Do protestu sprzeciwiającego się okradaniu pisarzy z możliwości zarabiania na swoich powieściach dołączyli też inni twórcy (Anna Szafrańska, Martyna Senator, Anna Bellon, Adrianna Klara Kłosińska, Justyna Suchecka, Melissa Darwood, Agata Czykierda-Grabowska, Joanna Szarańska, Wojciech Magiera, Bartosz Szczygielski, Tomasz Sablik), a także blogerzy książkowi, blogerzy i dziennikarze.

O piractwie e-booków i największych mitach czytelników i branży wydawniczej przeczytamy również w serwisie Swiatczytników.pl: “Mamy tutaj sporo nieporozumień i to z obu stron. Autorzy, wydawcy i sprzedawcy książek patrzą na ten temat zupełnie inaczej niż czytelnicy. Samo określenie ‘piractwa’ bywa kwestionowane, bo fakt – na gruncie polskiego prawa ściąganie e-booków nie jest nielegalne, zabronione jest tylko udostępnianie, poza dozwolonym użytkiem. Dlatego przez lata branża atakowała przede wszystkim pośredników, którzy ułatwiali takie udostępnianie. Pamiętamy choćby pozwy przeciwko serwisowi Chomikuj. Dziś odnoszę wrażenie, że ‘wymiana książek’ przeniosła się na Facebooka, którego o dziwo nikt nie chce pozywać”.

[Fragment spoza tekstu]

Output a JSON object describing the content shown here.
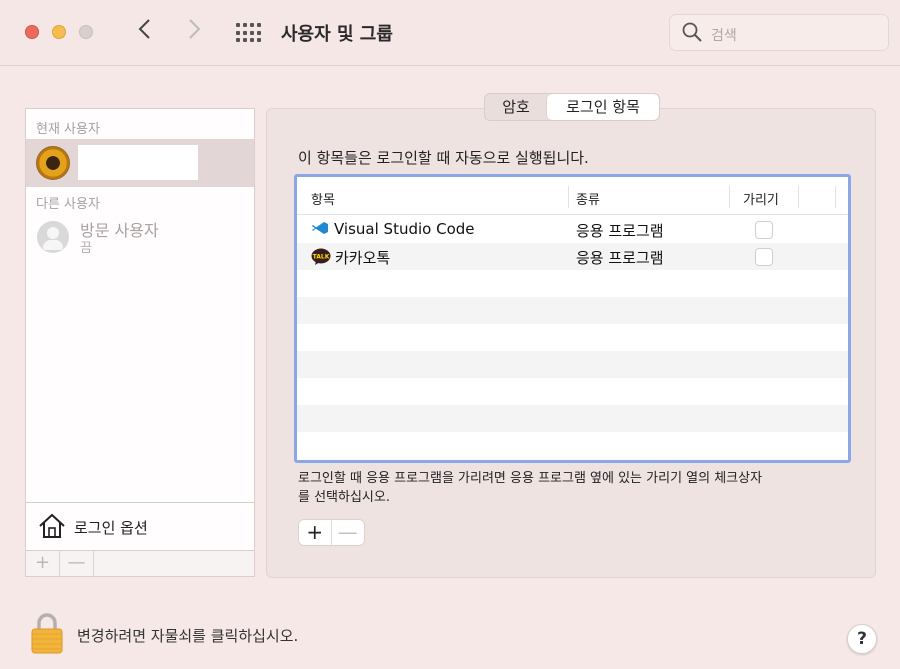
{
  "window": {
    "title": "사용자 및 그룹",
    "search_placeholder": "검색"
  },
  "sidebar": {
    "current_section": "현재 사용자",
    "other_section": "다른 사용자",
    "current_user_name": "",
    "guest": {
      "name": "방문 사용자",
      "status": "끔"
    },
    "login_options_label": "로그인 옵션",
    "add_label": "+",
    "remove_label": "—"
  },
  "tabs": [
    {
      "label": "암호",
      "active": false
    },
    {
      "label": "로그인 항목",
      "active": true
    }
  ],
  "login_items": {
    "description": "이 항목들은 로그인할 때 자동으로 실행됩니다.",
    "columns": [
      "항목",
      "종류",
      "가리기"
    ],
    "rows": [
      {
        "name": "Visual Studio Code",
        "kind": "응용 프로그램",
        "hide": false,
        "icon": "vscode-icon"
      },
      {
        "name": "카카오톡",
        "kind": "응용 프로그램",
        "hide": false,
        "icon": "kakaotalk-icon"
      }
    ],
    "note": "로그인할 때 응용 프로그램을 가리려면 응용 프로그램 옆에 있는 가리기 열의 체크상자를 선택하십시오.",
    "add_label": "+",
    "remove_label": "—"
  },
  "footer": {
    "lock_text": "변경하려면 자물쇠를 클릭하십시오.",
    "help_label": "?"
  },
  "colors": {
    "accent_focus": "#8aa8e6",
    "window_bg": "#f5e8e6"
  }
}
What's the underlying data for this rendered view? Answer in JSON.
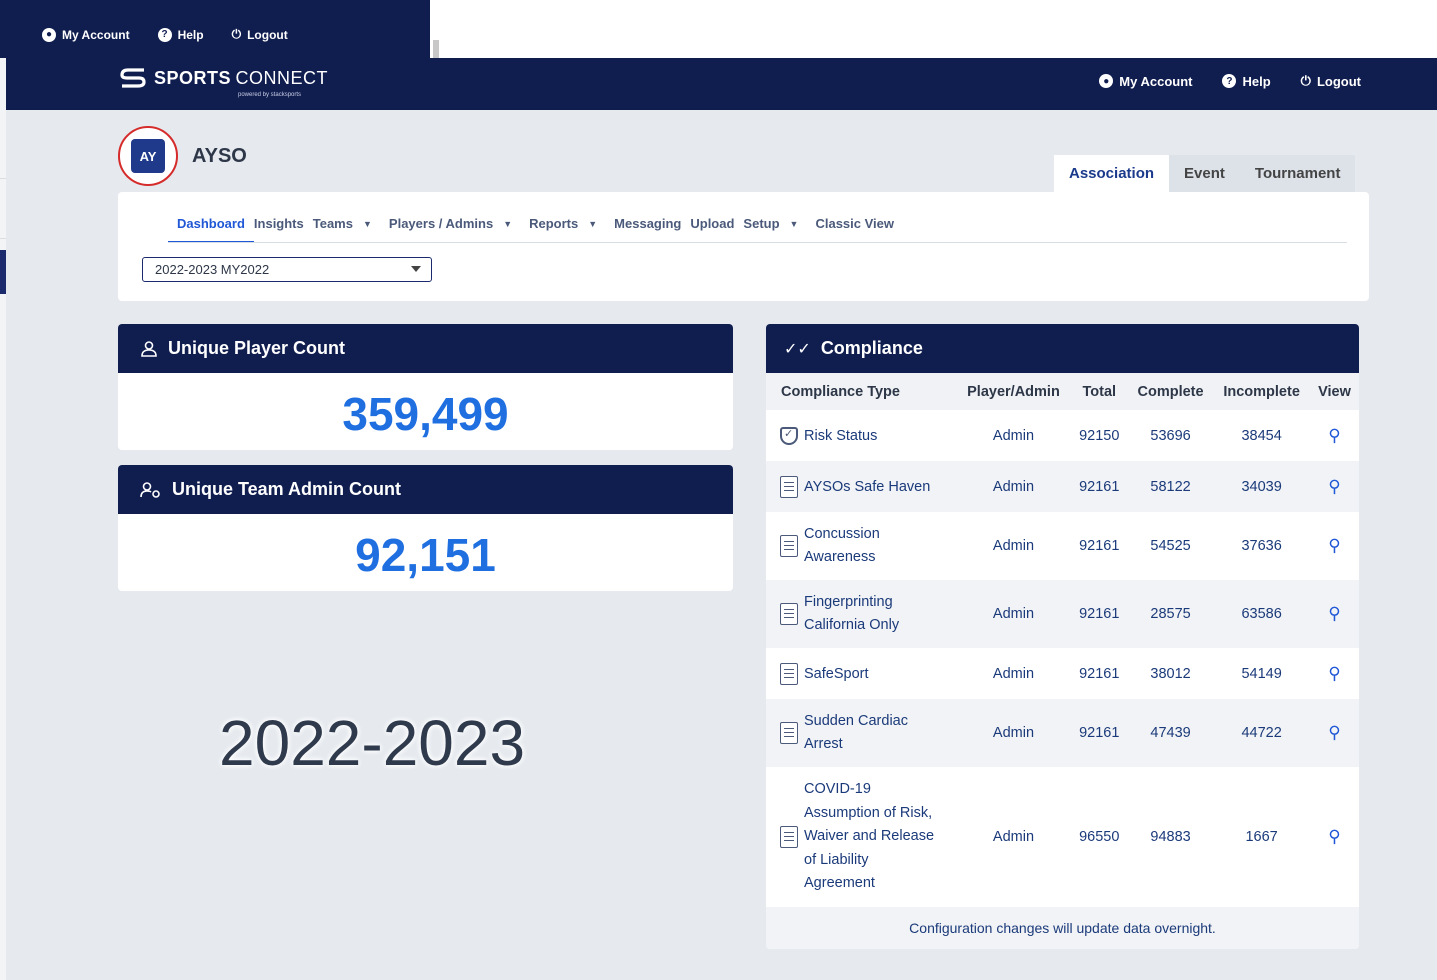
{
  "back_window": {
    "nav": [
      "My Account",
      "Help",
      "Logout"
    ]
  },
  "header": {
    "brand_bold": "SPORTS",
    "brand_light": "CONNECT",
    "brand_sub": "powered by stacksports",
    "nav": [
      "My Account",
      "Help",
      "Logout"
    ]
  },
  "org": {
    "name": "AYSO",
    "logo_text": "AY\nSO"
  },
  "type_tabs": [
    {
      "label": "Association",
      "active": true
    },
    {
      "label": "Event",
      "active": false
    },
    {
      "label": "Tournament",
      "active": false
    }
  ],
  "subnav": [
    {
      "label": "Dashboard",
      "dropdown": false,
      "active": true
    },
    {
      "label": "Insights",
      "dropdown": false
    },
    {
      "label": "Teams",
      "dropdown": true
    },
    {
      "label": "Players / Admins",
      "dropdown": true
    },
    {
      "label": "Reports",
      "dropdown": true
    },
    {
      "label": "Messaging",
      "dropdown": false
    },
    {
      "label": "Upload",
      "dropdown": false
    },
    {
      "label": "Setup",
      "dropdown": true
    },
    {
      "label": "Classic View",
      "dropdown": false
    }
  ],
  "season_select": {
    "value": "2022-2023 MY2022"
  },
  "player_card": {
    "title": "Unique Player Count",
    "value": "359,499"
  },
  "admin_card": {
    "title": "Unique Team Admin Count",
    "value": "92,151"
  },
  "watermark": "2022-2023",
  "compliance": {
    "title": "Compliance",
    "columns": [
      "Compliance Type",
      "Player/Admin",
      "Total",
      "Complete",
      "Incomplete",
      "View"
    ],
    "rows": [
      {
        "name": "Risk Status",
        "who": "Admin",
        "total": "92150",
        "complete": "53696",
        "incomplete": "38454",
        "icon": "shield-check-icon"
      },
      {
        "name": "AYSOs Safe Haven",
        "who": "Admin",
        "total": "92161",
        "complete": "58122",
        "incomplete": "34039",
        "icon": "course-icon"
      },
      {
        "name": "Concussion\nAwareness",
        "who": "Admin",
        "total": "92161",
        "complete": "54525",
        "incomplete": "37636",
        "icon": "course-icon"
      },
      {
        "name": "Fingerprinting\nCalifornia Only",
        "who": "Admin",
        "total": "92161",
        "complete": "28575",
        "incomplete": "63586",
        "icon": "course-icon"
      },
      {
        "name": "SafeSport",
        "who": "Admin",
        "total": "92161",
        "complete": "38012",
        "incomplete": "54149",
        "icon": "course-icon"
      },
      {
        "name": "Sudden Cardiac\nArrest",
        "who": "Admin",
        "total": "92161",
        "complete": "47439",
        "incomplete": "44722",
        "icon": "course-icon"
      },
      {
        "name": "COVID-19\nAssumption of Risk,\nWaiver and Release\nof Liability\nAgreement",
        "who": "Admin",
        "total": "96550",
        "complete": "94883",
        "incomplete": "1667",
        "icon": "document-icon"
      }
    ],
    "footer": "Configuration changes will update data overnight."
  },
  "colors": {
    "navy": "#101d4f",
    "accent_blue": "#1f6fe0",
    "link_blue": "#1f57d6"
  }
}
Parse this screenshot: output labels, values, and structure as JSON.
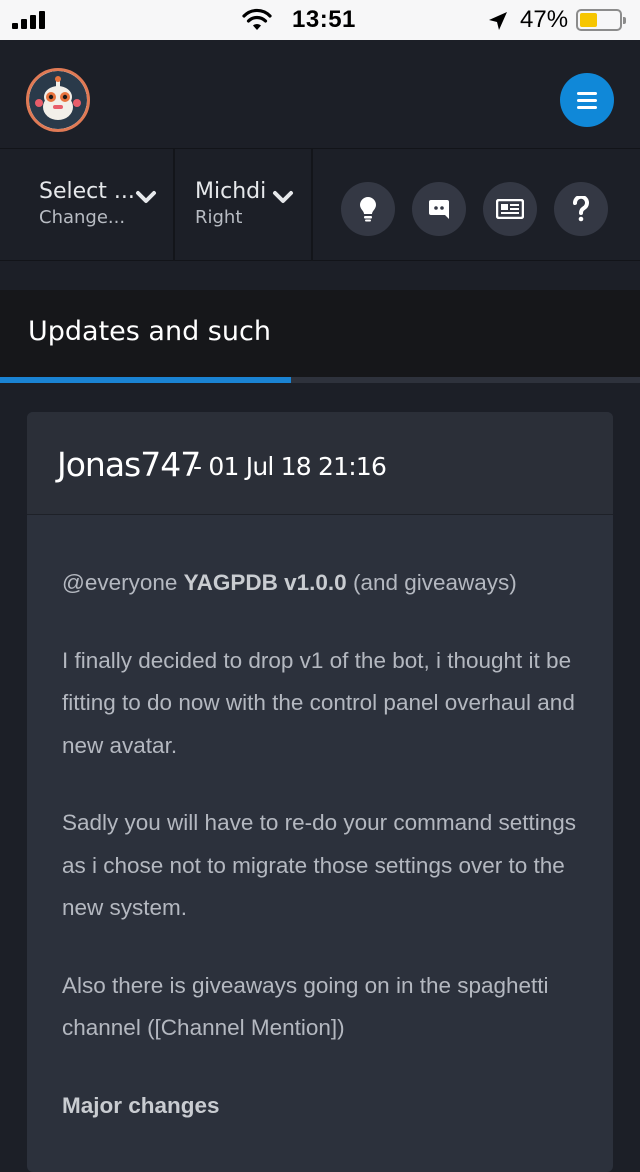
{
  "status_bar": {
    "time": "13:51",
    "battery_percent": "47%",
    "battery_level": 0.47
  },
  "header": {
    "logo_icon": "bot-avatar-icon",
    "menu_icon": "hamburger-menu-icon",
    "menu_button_color": "#1088d8"
  },
  "toolbar": {
    "server_select": {
      "label": "Select ...",
      "sublabel": "Change..."
    },
    "user_select": {
      "label": "Michdi",
      "sublabel": "Right"
    },
    "icon_buttons": [
      "lightbulb-icon",
      "discord-icon",
      "news-icon",
      "help-icon"
    ]
  },
  "section": {
    "title": "Updates and such",
    "progress": 0.455,
    "accent_color": "#1a83d3"
  },
  "post": {
    "author": "Jonas747",
    "separator": "-",
    "date": "01 Jul 18 21:16",
    "intro_prefix": "@everyone",
    "intro_bold": "YAGPDB v1.0.0",
    "intro_suffix": "(and giveaways)",
    "paragraph1": "I finally decided to drop v1 of the bot, i thought it be fitting to do now with the control panel overhaul and new avatar.",
    "paragraph2": "Sadly you will have to re-do your command settings as i chose not to migrate those settings over to the new system.",
    "paragraph3": "Also there is giveaways going on in the spaghetti channel ([Channel Mention])",
    "heading": "Major changes"
  }
}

Robert Drózd pisze również: “Przyznaję, że wkurzają mnie takie nazwy inicjatyw jak ‘Legalna kultura’. Czy w sytuacji spadającego poziomu czytelnictwa powinniśmy piętnować kogokolwiek za to, że książkę ściągnął, a nie kupił? Z czytających ściągnięte e-booki nie robią się młodzi kryminaliści, a konsumenci kultury, którzy prędzej czy później zaczną za nią płacić. Bo na przykład będą mieli pieniądze”.